The royal couple left Hue's Forbidden City (the imperial court), every day to visit his mother at nearby Dien Tho Palace.

During these trips, Vui recalled that the empress always walked behind her husband, Vui recalled.

When the emperor arrived at the palace gate, he stopped to allow his wife to catch up with him so that he could hug and kiss her.

When they entered Dien Tho Palace, the two entered holding one another's hand.

Vui recalls that the emperor's mother wasn't nearly as relaxed about tradition.

She was particularly exacting about her meals.

Only royal maids were allowed to prepare her meals, Vui said. Each dish had to be tasted (for poison).

Each meal was presented in a three-tiered container, loaded up as if for a feast.

The king's mother usually touched the food with her chopsticks and then asked her servants to take everything away.

Cold on the outside

When Vui reached the age of 22, the outside world called to her.

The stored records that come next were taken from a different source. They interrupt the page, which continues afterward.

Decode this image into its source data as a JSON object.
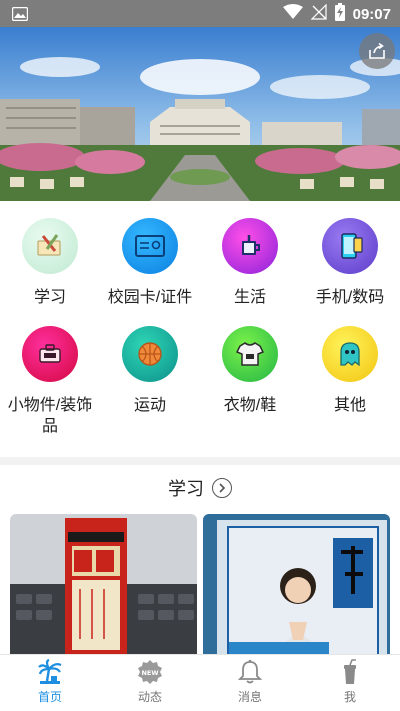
{
  "status_bar": {
    "time": "09:07"
  },
  "categories": [
    {
      "label": "学习",
      "icon": "study-icon"
    },
    {
      "label": "校园卡/证件",
      "icon": "campus-card-icon"
    },
    {
      "label": "生活",
      "icon": "life-icon"
    },
    {
      "label": "手机/数码",
      "icon": "phone-icon"
    },
    {
      "label": "小物件/装饰品",
      "icon": "trinket-icon"
    },
    {
      "label": "运动",
      "icon": "ball-icon"
    },
    {
      "label": "衣物/鞋",
      "icon": "clothes-icon"
    },
    {
      "label": "其他",
      "icon": "other-icon"
    }
  ],
  "section": {
    "title": "学习"
  },
  "tabs": [
    {
      "label": "首页",
      "icon": "home-icon",
      "active": true
    },
    {
      "label": "动态",
      "icon": "new-badge-icon",
      "active": false
    },
    {
      "label": "消息",
      "icon": "bell-icon",
      "active": false
    },
    {
      "label": "我",
      "icon": "cup-icon",
      "active": false
    }
  ],
  "colors": {
    "accent": "#1e8fe0",
    "status_bar": "#7d7d7d"
  }
}
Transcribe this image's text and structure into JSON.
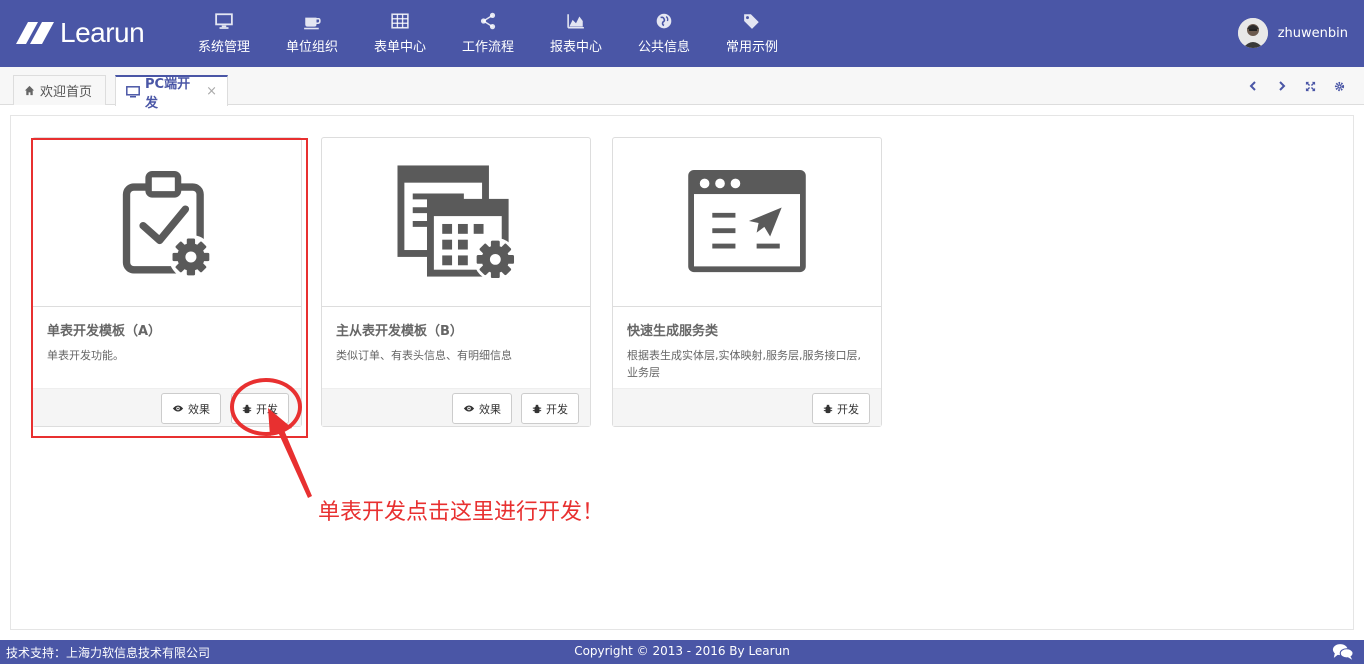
{
  "header": {
    "logo_text": "Learun",
    "nav": [
      {
        "label": "系统管理",
        "icon": "monitor-icon"
      },
      {
        "label": "单位组织",
        "icon": "coffee-icon"
      },
      {
        "label": "表单中心",
        "icon": "table-icon"
      },
      {
        "label": "工作流程",
        "icon": "share-icon"
      },
      {
        "label": "报表中心",
        "icon": "area-chart-icon"
      },
      {
        "label": "公共信息",
        "icon": "globe-icon"
      },
      {
        "label": "常用示例",
        "icon": "tags-icon"
      }
    ],
    "username": "zhuwenbin"
  },
  "tabs": [
    {
      "label": "欢迎首页",
      "icon": "home-icon",
      "active": false
    },
    {
      "label": "PC端开发",
      "icon": "desktop-icon",
      "active": true,
      "close": "×"
    }
  ],
  "cards": [
    {
      "title": "单表开发模板（A）",
      "desc": "单表开发功能。",
      "buttons": {
        "effect": "效果",
        "develop": "开发"
      }
    },
    {
      "title": "主从表开发模板（B）",
      "desc": "类似订单、有表头信息、有明细信息",
      "buttons": {
        "effect": "效果",
        "develop": "开发"
      }
    },
    {
      "title": "快速生成服务类",
      "desc": "根据表生成实体层,实体映射,服务层,服务接口层,业务层",
      "buttons": {
        "develop": "开发"
      }
    }
  ],
  "annotation": {
    "text": "单表开发点击这里进行开发！"
  },
  "footer": {
    "left": "技术支持：上海力软信息技术有限公司",
    "center": "Copyright © 2013 - 2016 By Learun"
  },
  "colors": {
    "primary": "#4a56a6",
    "annotation": "#e83030",
    "icon_gray": "#555555"
  }
}
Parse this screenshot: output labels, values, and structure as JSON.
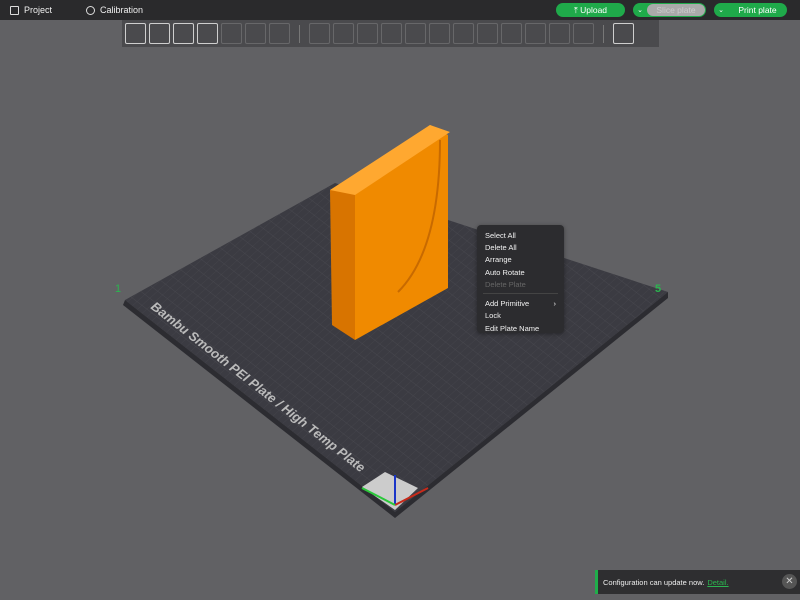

She asked permission to leave the court to return to her hometown to seek a husband. It was granted.

Vui married a local farmer and gave birth to a little girl. During her first year of life, their child died and Vui could bear no more offspring.

Vui says that her infertility prompted her husband to take another wife, with whom he had five children.

Even after her husband passed away, the former palace maid continued to live with his second wife and their children to this day.

She now lives in an old three-room house on Chi Lang Street the last remaining royal courtier of a long-lost era.

Phan argues that Vui could serve as something of a historical ambassador to Vietnam's imperial past and suggests that local tourism officials invite Vui to participate in the Dem hoang cung (Night in the royal palace) biennial Hue Festival.

In the past, young female students have been dressed in the former palace maid uniform and been employed as historical re-enactors during the event, held mostly in summer.

Phan argues that the town should consider bringing in a living piece of history to prepare tea for visitors and tell stories of Vietnam's last emperor.